Pemikiran Hasan Turabi
a.
Ushul Ad-Din
Keadaan agama sejak disyariatkan
oleh Allah senantiasa mengalami pembaruan yang menghubungkan yang awal dengan
yang terakhir, meskipun risalah-risalah silih berganti datang mengisahkan
risalah sebelumnya dan memberikan kabar gembira tentang risalah sesudahnya
serta membangun kebenaran yang tetap diatas dasar-dasarnya. Dan ketika Allah
menyempurnakan pengajaran manusia, sejarah memelihara risalah yang terakhir
dengan syari’at yang lengkap dan abadi.[6]
Selama ini pembicaraan yang
berkenaan syar’u man qoblana hanya terpaku pada deskripsi tentang
perbedaan pendapat seputar kehujjahannya dalam hukum-hukum, sebab syari’at yang
terdahulu merupakan permulaan bagi gerakan kita menuju Allah. Oleh karena itu,
Rasulullah saw berpegang pada apa yang beliau ketahui dari syari’at itu,
sehingga datanglah wahyu yang membenarkan. Di dalam pembenaran, ada pembaruan
yang menghidupkan kekuatan lama yang masih menjadi sebab yang relevan untuk
tujuan beribadah kepada Allah dan dalam penghapusan ada pembaruan yang
mengembangkan sebab-sebab ibadah, dan di dalam kisah-kisah ada hikmah yang
dipetik dari kebaikan amal para salaf. Sebagai contoh dan teladan dan dari
kejelekan amal mereka sebagai pelajaran dan nasehat sebagaimana Allah berfirman
dalam surat Hud ayat 120:
كُلاًّ
نَّقُصُ عَلَيْكَ مِنْ أَنْباَۤءِ الرُّسُلِ مَا تُثَبِّتُ بِهِ فُؤَا دَ كَۚ
وَجَاۤءَكَ فِى هٰذِهِ الْحَقُّ
وَمَوْعِظَةٌ
وَذِكْرَىٰ لِلْمُؤْمِنِيْنَ
“Dan
semua kisah dari rasul-rasul kami ceritakan kepadamu, ialah kisah-kisah yang
dengannya kami teguhkan hatimu; dan dalam surat Ini Telah datang kepadamu
kebenaran serta pengajaran dan peringatan bagi orang-orang yang beriman.”[7]

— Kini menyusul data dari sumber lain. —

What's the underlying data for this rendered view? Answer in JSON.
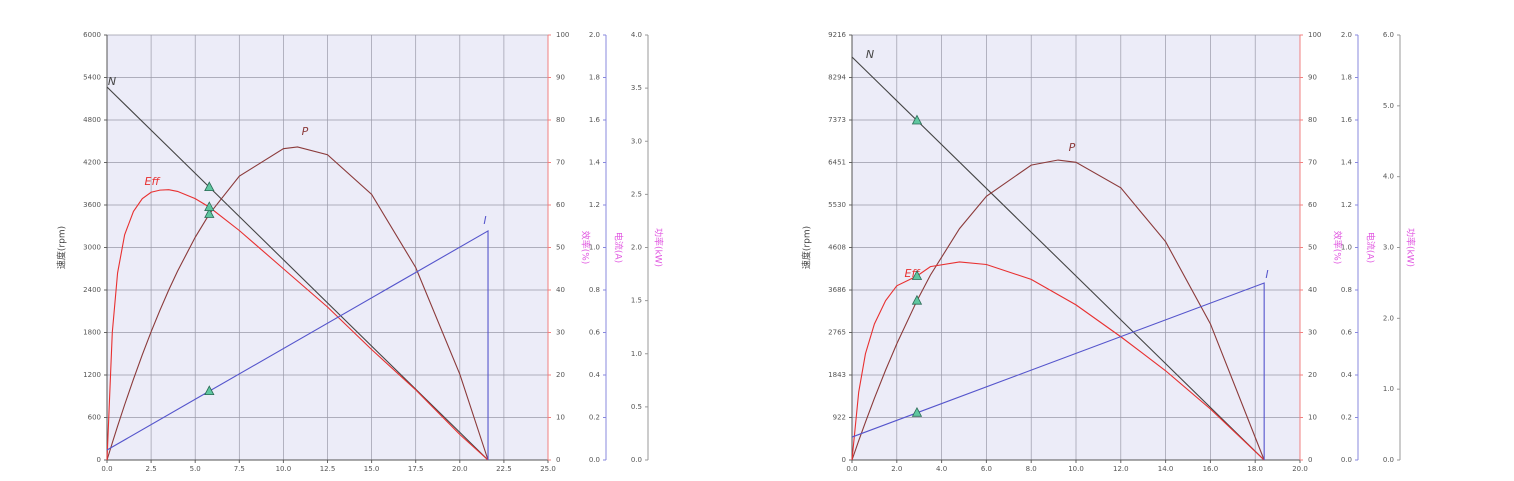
{
  "chart_data": [
    {
      "type": "line",
      "grid": true,
      "marker_x": 5.8,
      "xlim": [
        0,
        25
      ],
      "xticks": [
        {
          "value": 0,
          "label": "0.0"
        },
        {
          "value": 2.5,
          "label": "2.5"
        },
        {
          "value": 5,
          "label": "5.0"
        },
        {
          "value": 7.5,
          "label": "7.5"
        },
        {
          "value": 10,
          "label": "10.0"
        },
        {
          "value": 12.5,
          "label": "12.5"
        },
        {
          "value": 15,
          "label": "15.0"
        },
        {
          "value": 17.5,
          "label": "17.5"
        },
        {
          "value": 20,
          "label": "20.0"
        },
        {
          "value": 22.5,
          "label": "22.5"
        },
        {
          "value": 25,
          "label": "25.0"
        }
      ],
      "ylim": [
        0,
        6000
      ],
      "yticks": [
        0,
        600,
        1200,
        1800,
        2400,
        3000,
        3600,
        4200,
        4800,
        5400,
        6000
      ],
      "ylabel": "速度(rpm)",
      "y2lim": [
        0,
        100
      ],
      "y2ticks": [
        0,
        10,
        20,
        30,
        40,
        50,
        60,
        70,
        80,
        90,
        100
      ],
      "y2label": "效率(%)",
      "y3lim": [
        0,
        2
      ],
      "y3ticks": [
        {
          "value": 0,
          "label": "0.0"
        },
        {
          "value": 0.2,
          "label": "0.2"
        },
        {
          "value": 0.4,
          "label": "0.4"
        },
        {
          "value": 0.6,
          "label": "0.6"
        },
        {
          "value": 0.8,
          "label": "0.8"
        },
        {
          "value": 1,
          "label": "1.0"
        },
        {
          "value": 1.2,
          "label": "1.2"
        },
        {
          "value": 1.4,
          "label": "1.4"
        },
        {
          "value": 1.6,
          "label": "1.6"
        },
        {
          "value": 1.8,
          "label": "1.8"
        },
        {
          "value": 2,
          "label": "2.0"
        }
      ],
      "y3label": "电流(A)",
      "y4lim": [
        0,
        4
      ],
      "y4ticks": [
        {
          "value": 0,
          "label": "0.0"
        },
        {
          "value": 0.5,
          "label": "0.5"
        },
        {
          "value": 1,
          "label": "1.0"
        },
        {
          "value": 1.5,
          "label": "1.5"
        },
        {
          "value": 2,
          "label": "2.0"
        },
        {
          "value": 2.5,
          "label": "2.5"
        },
        {
          "value": 3,
          "label": "3.0"
        },
        {
          "value": 3.5,
          "label": "3.5"
        },
        {
          "value": 4,
          "label": "4.0"
        }
      ],
      "y4label": "功率(kW)",
      "series": [
        {
          "name": "N",
          "color": "#444444",
          "axis": "y",
          "x": [
            0,
            5.8,
            21.6
          ],
          "values": [
            5266,
            3852,
            0
          ]
        },
        {
          "name": "P",
          "color": "#8b3a3a",
          "axis": "y4",
          "x": [
            0,
            0.3,
            0.6,
            1,
            1.5,
            2,
            2.5,
            3,
            3.5,
            4,
            5,
            5.8,
            7.5,
            10,
            10.8,
            12.5,
            15,
            17.5,
            20,
            21.6
          ],
          "values": [
            0,
            0.161,
            0.318,
            0.52,
            0.761,
            0.99,
            1.206,
            1.409,
            1.6,
            1.778,
            2.096,
            2.315,
            2.671,
            2.93,
            2.946,
            2.873,
            2.5,
            1.812,
            0.808,
            0
          ]
        },
        {
          "name": "Eff",
          "color": "#e83030",
          "axis": "y2",
          "x": [
            0,
            0.3,
            0.6,
            1,
            1.5,
            2,
            2.5,
            3,
            3.5,
            4,
            5,
            5.8,
            7.5,
            10,
            12.5,
            15,
            17.5,
            20,
            21.6
          ],
          "values": [
            0,
            30,
            44,
            53,
            58.5,
            61.5,
            63,
            63.5,
            63.6,
            63.2,
            61.5,
            59.5,
            54,
            45,
            36,
            26,
            16.5,
            6,
            0
          ]
        },
        {
          "name": "I",
          "color": "#5555cc",
          "axis": "y3",
          "x": [
            0,
            5.8,
            21.6,
            21.6
          ],
          "values": [
            0.047,
            0.324,
            1.078,
            0
          ]
        }
      ]
    },
    {
      "type": "line",
      "grid": true,
      "marker_x": 2.9,
      "xlim": [
        0,
        20
      ],
      "xticks": [
        {
          "value": 0,
          "label": "0.0"
        },
        {
          "value": 2,
          "label": "2.0"
        },
        {
          "value": 4,
          "label": "4.0"
        },
        {
          "value": 6,
          "label": "6.0"
        },
        {
          "value": 8,
          "label": "8.0"
        },
        {
          "value": 10,
          "label": "10.0"
        },
        {
          "value": 12,
          "label": "12.0"
        },
        {
          "value": 14,
          "label": "14.0"
        },
        {
          "value": 16,
          "label": "16.0"
        },
        {
          "value": 18,
          "label": "18.0"
        },
        {
          "value": 20,
          "label": "20.0"
        }
      ],
      "ylim": [
        0,
        9216
      ],
      "yticks": [
        0,
        922,
        1843,
        2765,
        3686,
        4608,
        5530,
        6451,
        7373,
        8294,
        9216
      ],
      "ylabel": "速度(rpm)",
      "y2lim": [
        0,
        100
      ],
      "y2ticks": [
        0,
        10,
        20,
        30,
        40,
        50,
        60,
        70,
        80,
        90,
        100
      ],
      "y2label": "效率(%)",
      "y3lim": [
        0,
        2
      ],
      "y3ticks": [
        {
          "value": 0,
          "label": "0.0"
        },
        {
          "value": 0.2,
          "label": "0.2"
        },
        {
          "value": 0.4,
          "label": "0.4"
        },
        {
          "value": 0.6,
          "label": "0.6"
        },
        {
          "value": 0.8,
          "label": "0.8"
        },
        {
          "value": 1,
          "label": "1.0"
        },
        {
          "value": 1.2,
          "label": "1.2"
        },
        {
          "value": 1.4,
          "label": "1.4"
        },
        {
          "value": 1.6,
          "label": "1.6"
        },
        {
          "value": 1.8,
          "label": "1.8"
        },
        {
          "value": 2,
          "label": "2.0"
        }
      ],
      "y3label": "电流(A)",
      "y4lim": [
        0,
        6
      ],
      "y4ticks": [
        {
          "value": 0,
          "label": "0.0"
        },
        {
          "value": 1,
          "label": "1.0"
        },
        {
          "value": 2,
          "label": "2.0"
        },
        {
          "value": 3,
          "label": "3.0"
        },
        {
          "value": 4,
          "label": "4.0"
        },
        {
          "value": 5,
          "label": "5.0"
        },
        {
          "value": 6,
          "label": "6.0"
        }
      ],
      "y4label": "功率(kW)",
      "series": [
        {
          "name": "N",
          "color": "#444444",
          "axis": "y",
          "x": [
            0,
            2.9,
            18.4
          ],
          "values": [
            8739,
            7362,
            0
          ]
        },
        {
          "name": "P",
          "color": "#8b3a3a",
          "axis": "y4",
          "x": [
            0,
            0.3,
            0.6,
            1,
            1.5,
            2,
            2.9,
            3.5,
            4.8,
            6,
            8,
            9.2,
            10,
            12,
            14,
            16,
            18.4
          ],
          "values": [
            0,
            0.272,
            0.534,
            0.871,
            1.269,
            1.641,
            2.249,
            2.61,
            3.267,
            3.723,
            4.163,
            4.235,
            4.203,
            3.843,
            3.082,
            1.922,
            0
          ]
        },
        {
          "name": "Eff",
          "color": "#e83030",
          "axis": "y2",
          "x": [
            0,
            0.3,
            0.6,
            1,
            1.5,
            2,
            2.9,
            3.5,
            4.8,
            6,
            8,
            10,
            12,
            14,
            16,
            18.4
          ],
          "values": [
            0,
            16,
            25,
            32,
            37.5,
            41,
            43.3,
            45.5,
            46.6,
            46,
            42.5,
            36.5,
            29,
            21,
            12,
            0
          ]
        },
        {
          "name": "I",
          "color": "#5555cc",
          "axis": "y3",
          "x": [
            0,
            2.9,
            18.4,
            18.4
          ],
          "values": [
            0.108,
            0.222,
            0.833,
            0
          ]
        }
      ]
    }
  ]
}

Pada dasarnya dalam memahami
al-Qur’an tidaklah sempurna kecuali dengan mengkaji kembali syari’at-syari’at
umat terdahulu, dan melalui kajian yang lengkap mengenai as-Sunnah yang
menjelaskan dengan ucapan dan amal perbuatan Nabi Muhammad saw. Memahami Sunnah
nabi tidaklah cukup hanya mengkaji hadis-hadis yang sampai kepada Rasulullah
saw saja, sebab amalan para sahabat adalah perpanjangan tangan yang tidak
terputus dari masa penurunan wahyu, bahkan kemajuan ke arah yang sama dengan
sunnah yang perlu dipelajari, agar sunnah dapat dipelajari dengan baik. Dengan
demikian, kita tidak bisa memahami masa lalu kecuali dalam konteks masa yang
datang setelahnya.
Dalam
perjalanan sejarah ada kaum konservatif yang memandang masa lalu sebagai
warisan yang didalamnya terkandung solusi yang cukup memadai bagi seluruh
tantangan baru. Menurut mereka tidak ada jalan lagi untuk mengadakan pembaruan
dalam urusan agama, kemajuan agama telah terhenti pada usaha ulama salaf,
kebebasan ijtihad terhapus di dalam pandangan generasi selanjutnya. Dengan
demikian kebebasan agama telah dibatasi dalam ruang dan waktu tertentu di masa
lalu.[8]
b.
Pengembangan Ushul Fiqh
Ilmu ushul fiqh telah menorehkan
sejarahnya melalui perjalanan panjang yang cukup mengesankan dalam penentuan
arah dan dinamika perubahan masyarakat. ilmu ini juga telah memberikan corak
yang jelas bagi peradaban Islam dalam berbagai aspek kehidupan. Telah banyak
pemikiran besar yang mencoba menggali sejumlah aturan dan kaidah fiqh dari
berbagai teks wahyu. Para Juris Islam yang dikomandani oleh Imam al- Syafi’i
telah berupaya mengukuhkan ilmu ushul fiqh baik secara partikular maupun universal
sehingga ummat merasa yakin bahwa tidak ada satu celah pun yang tidak tersentuh
oleh ilmu ini.[9]
Namun demikian, bukan berarti tidak
ada kalangan yang hendak menggugat dilakukannya pembaharuan terhadap bangunan
ushul fiqh sebagai sebuah metodologi hukum. Hasan Turabi, Pemikir Islam dari
Sudan, menyerukan dilakukannya reformasi ushul fiqh. Turabi pada dasarnya dapat
mengakui kegemilangan ushul fiqh klasik yang telah dibangun secara susah payah
oleh Ulama’ terdahulu. Akan tetapi seiring dengan mundurnya kehidupan beragama
belakangan ini maka ummat Islam tidak mampu melahirkan fiqh baru yang cemerlang
setelah fiqh menjadi sebuah disiplin ilmu. Dari kenyataan ini Turabi menengarai
adanya kejumudan ushul fiqh sehingga perlu ada langkah-langkah pembaharuan.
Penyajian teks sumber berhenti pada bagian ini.